Novas regras do INSS proíbem contratação de consignado por telefone, aplicativos de mensagem e procuração de terceiros, com vigência em 19/05/2026
Entraram em vigor em 19 de maio de 2026 novas regras que proíbem a contratação de empréstimo consignado por aposentados e pensionistas do INSS via telefone, aplicativos de mensagens e por meio de procuração passada a terceiros.

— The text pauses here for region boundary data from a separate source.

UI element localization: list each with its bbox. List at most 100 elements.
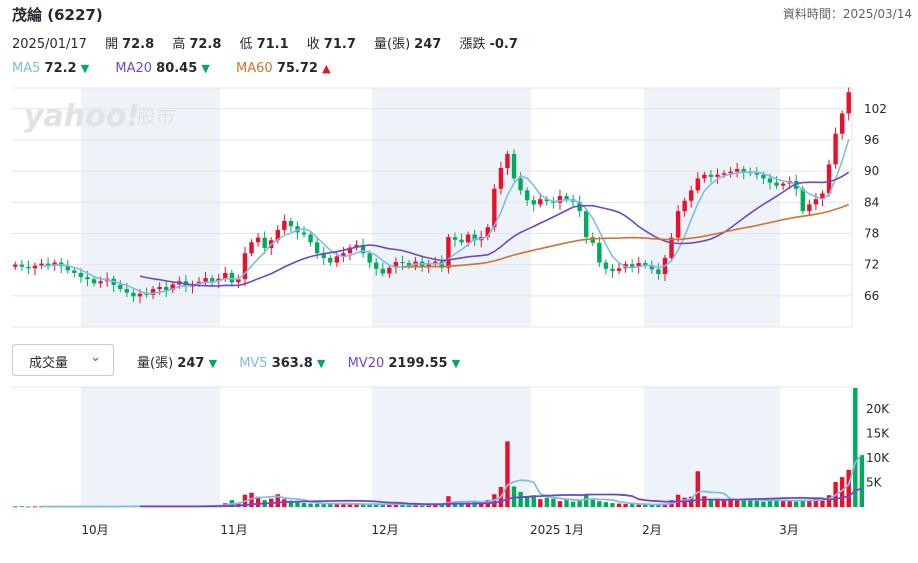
- ohlc-change: 漲跌 -0.7: [459, 37, 517, 52]
- candle-body: [209, 278, 215, 282]
- down-arrow-icon: ▼: [316, 357, 326, 370]
- price-tick-label: 72: [864, 258, 879, 272]
- candle-body: [807, 204, 812, 212]
- candle-body: [387, 267, 392, 274]
- volume-value: 247: [414, 37, 442, 52]
- down-arrow-icon: ▼: [201, 62, 210, 75]
- price-tick-label: 66: [864, 289, 879, 303]
- candle-body: [754, 173, 760, 175]
- down-arrow-icon: ▼: [208, 357, 218, 370]
- volume-bar: [708, 499, 714, 507]
- candle-body: [689, 190, 694, 201]
- candle-body: [505, 153, 510, 169]
- volume-bar: [367, 503, 372, 507]
- price-tick-label: 90: [864, 164, 879, 178]
- price-gridlines: [12, 87, 853, 328]
- volume-bar: [511, 486, 517, 507]
- volume-bar: [649, 504, 655, 507]
- price-tick-label: 96: [864, 133, 879, 147]
- volume-bar: [328, 503, 333, 507]
- data-time-label: 資料時間：2025/03/14: [782, 7, 912, 21]
- volume-bar: [610, 503, 615, 507]
- price-tick-label: 102: [864, 102, 887, 116]
- candle-body: [393, 262, 399, 268]
- volume-bar: [413, 504, 418, 507]
- volume-bar: [584, 494, 589, 507]
- candle-body: [826, 164, 832, 194]
- price-axis: 66 72 78 84 90 96 102: [864, 102, 887, 303]
- volume-bar: [538, 499, 543, 507]
- volume-bar: [465, 502, 471, 507]
- date-tick-label: 2025 1月: [530, 523, 584, 537]
- candle-body: [52, 262, 57, 266]
- ma5-value: 72.2: [44, 61, 77, 76]
- candle-body: [761, 174, 766, 179]
- ma60-line: [402, 203, 849, 268]
- volume-bar: [347, 504, 353, 507]
- volume-bar: [374, 503, 379, 507]
- volume-bar: [636, 504, 641, 507]
- volume-bar: [321, 504, 326, 507]
- volume-bar: [426, 504, 431, 507]
- candle-body: [144, 293, 149, 295]
- candle-body: [374, 262, 379, 269]
- candle-body: [544, 199, 550, 202]
- ohlc-readout: 2025/01/17 開 72.8 高 72.8 低 71.1 收 71.7 量(張) 2…: [12, 33, 532, 52]
- volume-bar: [859, 455, 865, 507]
- candle-body: [118, 284, 123, 290]
- candle-body: [39, 263, 44, 266]
- candle-body: [800, 188, 805, 212]
- candle-body: [137, 293, 143, 297]
- ma20-line: [139, 171, 850, 287]
- volume-bar: [505, 441, 510, 507]
- volume-bar: [564, 499, 569, 507]
- candle-body: [721, 173, 727, 175]
- volume-bar: [780, 499, 786, 507]
- date-axis: 10月 11月 12月 2025 1月 2月 3月: [81, 523, 798, 537]
- candle-body: [301, 232, 307, 235]
- low-value: 71.1: [256, 37, 289, 52]
- candle-body: [695, 178, 700, 191]
- mv5-label: MV5: [239, 356, 268, 371]
- volume-bar: [741, 499, 746, 507]
- volume-tick-label: 20K: [866, 402, 890, 416]
- volume-bar: [19, 506, 25, 508]
- volume-bar: [551, 498, 556, 507]
- candle-body: [236, 279, 241, 283]
- candle-body: [367, 253, 372, 263]
- price-tick-label: 78: [864, 226, 879, 240]
- candle-body: [452, 237, 458, 240]
- indicator-dropdown[interactable]: 成交量 ⌄: [12, 344, 114, 376]
- candle-body: [406, 263, 412, 266]
- period-shading: [81, 88, 780, 507]
- volume-bar: [360, 504, 366, 507]
- volume-bar: [623, 504, 628, 507]
- volume-bar: [524, 496, 530, 507]
- candle-body: [262, 237, 267, 249]
- candle-body: [557, 196, 563, 203]
- candle-body: [833, 133, 838, 165]
- ohlc-volume: 量(張) 247: [374, 37, 441, 52]
- candle-body: [334, 256, 340, 263]
- volume-bar: [603, 502, 609, 507]
- volume-bar: [557, 501, 563, 507]
- volume-bar: [577, 500, 582, 507]
- volume-bar: [459, 503, 464, 507]
- change-label: 漲跌: [459, 37, 486, 52]
- ma20-legend: MA20 80.45 ▼: [115, 61, 210, 76]
- month-band: [644, 387, 780, 507]
- volume-bar: [334, 503, 340, 507]
- candle-body: [616, 268, 622, 271]
- candle-body: [131, 292, 136, 297]
- candle-body: [19, 264, 25, 267]
- candle-body: [636, 263, 641, 267]
- volume-bar: [419, 504, 425, 507]
- candle-body: [164, 286, 169, 291]
- low-label: 低: [239, 37, 253, 52]
- date-tick-label: 10月: [81, 523, 108, 537]
- volume-bar: [249, 492, 254, 507]
- candle-body: [741, 169, 746, 173]
- date-tick-label: 3月: [779, 523, 799, 537]
- candle-body: [511, 153, 517, 179]
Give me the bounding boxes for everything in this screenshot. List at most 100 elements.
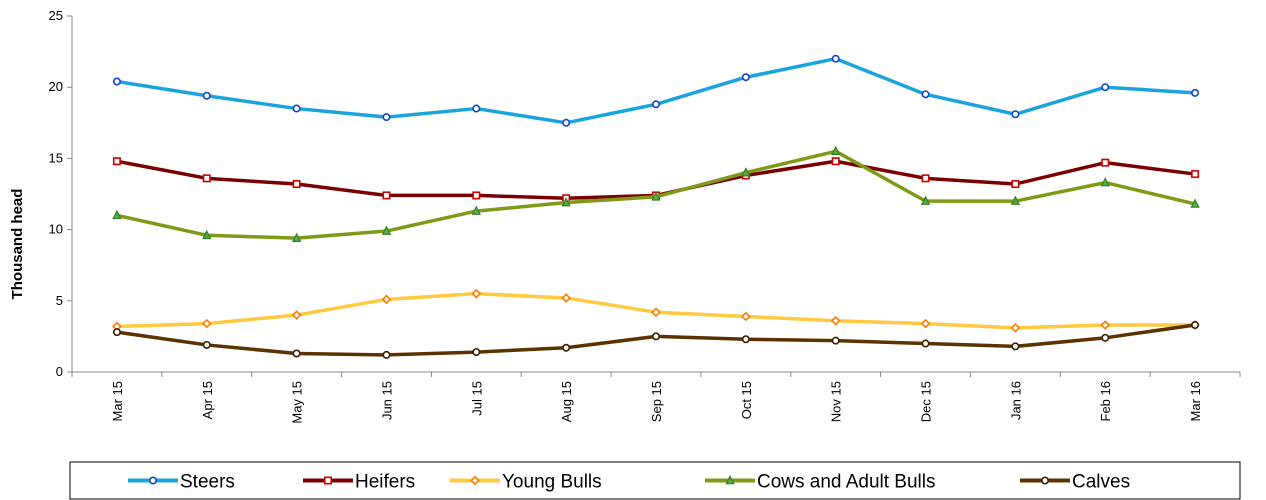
data-point bbox=[381, 225, 392, 235]
legend-label: Steers bbox=[180, 472, 235, 493]
x-tick-label: Nov 15 bbox=[829, 381, 844, 422]
y-axis-label: Thousand head bbox=[9, 189, 26, 300]
x-tick-label: Jan 16 bbox=[1008, 381, 1023, 420]
data-point bbox=[561, 197, 571, 207]
data-point bbox=[1011, 342, 1020, 351]
series-group bbox=[112, 54, 1200, 359]
x-tick-label: May 15 bbox=[290, 381, 305, 424]
x-tick-label: Apr 15 bbox=[200, 381, 215, 419]
data-point bbox=[292, 180, 301, 189]
data-point bbox=[562, 118, 571, 127]
legend-label: Calves bbox=[1072, 472, 1130, 493]
legend-label: Cows and Adult Bulls bbox=[757, 472, 936, 493]
x-tick-label: Aug 15 bbox=[559, 381, 574, 422]
x-tick-label: Oct 15 bbox=[739, 381, 754, 419]
data-point bbox=[1190, 198, 1200, 208]
data-point bbox=[831, 54, 840, 63]
data-point bbox=[382, 113, 391, 122]
legend-marker bbox=[149, 476, 158, 485]
data-point bbox=[1101, 333, 1110, 342]
data-point bbox=[292, 349, 301, 358]
data-point bbox=[112, 77, 121, 86]
y-tick-label: 15 bbox=[49, 150, 63, 165]
data-point bbox=[830, 315, 841, 326]
legend-marker bbox=[323, 476, 332, 485]
series-line bbox=[116, 56, 1196, 125]
axes bbox=[71, 16, 1240, 373]
y-tick-label: 0 bbox=[56, 364, 63, 379]
data-point bbox=[472, 348, 481, 357]
data-point bbox=[382, 350, 391, 359]
y-ticks: 0 5 10 15 20 25 bbox=[49, 8, 72, 379]
legend-label: Young Bulls bbox=[502, 472, 602, 493]
data-point bbox=[921, 339, 930, 348]
data-point bbox=[920, 195, 931, 205]
legend-label: Heifers bbox=[355, 472, 415, 493]
data-point bbox=[831, 145, 841, 156]
y-tick-label: 10 bbox=[49, 222, 63, 237]
legend-marker bbox=[1041, 476, 1050, 485]
x-tick-label: Feb 16 bbox=[1098, 381, 1113, 421]
data-point bbox=[202, 229, 212, 240]
data-point bbox=[562, 343, 571, 352]
data-point bbox=[112, 209, 122, 220]
data-point bbox=[921, 90, 930, 99]
data-point bbox=[112, 328, 121, 337]
series-cows-and-adult-bulls bbox=[112, 145, 1200, 242]
series-steers bbox=[112, 54, 1200, 127]
data-point bbox=[921, 174, 930, 183]
data-point bbox=[201, 318, 212, 329]
data-point bbox=[741, 73, 750, 82]
data-point bbox=[651, 332, 660, 341]
legend-item: Calves bbox=[1020, 472, 1130, 493]
data-point bbox=[1191, 88, 1200, 97]
data-point bbox=[741, 335, 750, 344]
data-point bbox=[1010, 195, 1021, 205]
data-point bbox=[382, 191, 391, 200]
x-tick-label: Mar 16 bbox=[1188, 381, 1203, 421]
y-tick-label: 5 bbox=[56, 293, 63, 308]
data-point bbox=[651, 100, 660, 109]
data-point bbox=[741, 311, 751, 322]
x-tick-label: Jun 15 bbox=[379, 381, 394, 420]
data-point bbox=[472, 191, 481, 200]
data-point bbox=[202, 174, 211, 183]
data-point bbox=[1101, 158, 1110, 167]
data-point bbox=[831, 336, 840, 345]
x-tick-label: Mar 15 bbox=[110, 381, 125, 421]
x-ticks: Mar 15 Apr 15 May 15 Jun 15 Jul 15 Aug 15 Sep … bbox=[71, 372, 1241, 424]
x-tick-label: Dec 15 bbox=[919, 381, 934, 422]
data-point bbox=[202, 91, 211, 100]
data-point bbox=[292, 104, 301, 113]
data-point bbox=[471, 288, 482, 299]
data-point bbox=[291, 310, 302, 320]
data-point bbox=[1010, 323, 1021, 333]
data-point bbox=[741, 167, 751, 177]
data-point bbox=[202, 340, 211, 349]
data-point bbox=[472, 104, 481, 113]
data-point bbox=[381, 294, 392, 305]
data-point bbox=[291, 232, 302, 242]
series-calves bbox=[112, 321, 1200, 359]
legend-item: Heifers bbox=[303, 472, 415, 493]
data-point bbox=[651, 191, 661, 201]
data-point bbox=[1100, 177, 1110, 187]
series-young-bulls bbox=[112, 288, 1200, 333]
data-point bbox=[471, 205, 481, 215]
x-tick-label: Jul 15 bbox=[469, 381, 484, 416]
legend-item: Young Bulls bbox=[450, 472, 602, 493]
data-point bbox=[1100, 320, 1111, 330]
data-point bbox=[1191, 321, 1200, 330]
data-point bbox=[651, 307, 661, 318]
x-tick-label: Sep 15 bbox=[649, 381, 664, 422]
data-point bbox=[1011, 110, 1020, 119]
data-point bbox=[112, 157, 121, 166]
legend-marker bbox=[470, 475, 480, 486]
data-point bbox=[831, 157, 840, 166]
legend-item: Cows and Adult Bulls bbox=[705, 472, 936, 493]
legend-marker bbox=[725, 474, 735, 485]
legend: Steers Heifers Young Bulls Cows and Adult B… bbox=[69, 461, 1241, 500]
legend-item: Steers bbox=[128, 472, 235, 493]
data-point bbox=[1011, 180, 1020, 189]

A medida busca conter fraudes e descontos indevidos que atingiram milhões de segurados nos últimos anos e redesenha completamente a forma de contratar crédito com desconto direto no benefício.
O que muda para o segurado a partir de 19 de maio
A principal alteração é a extinção de canais que, na prática, funcionavam como porta de entrada para golpes. A partir da vigência, a oferta e a formalização do consignado deixam de ser válidas quando feitas por ligação telefônica, por mensagens em aplicativos como os de troca instantânea de textos e por representantes que agiam com procuração genérica em nome do beneficiário.
O objetivo declarado é simples: garantir que o próprio titular do benefício, e não um intermediário, autorize cada contrato. Com isso, o segurado passa a ter papel ativo e verificável em todas as etapas, da simulação à assinatura, reduzindo a margem para contratações feitas sem seu conhecimento ou consentimento efetivo. A responsabilidade pela decisão volta a recair sobre quem, de fato, arca com o desconto mensal na própria renda.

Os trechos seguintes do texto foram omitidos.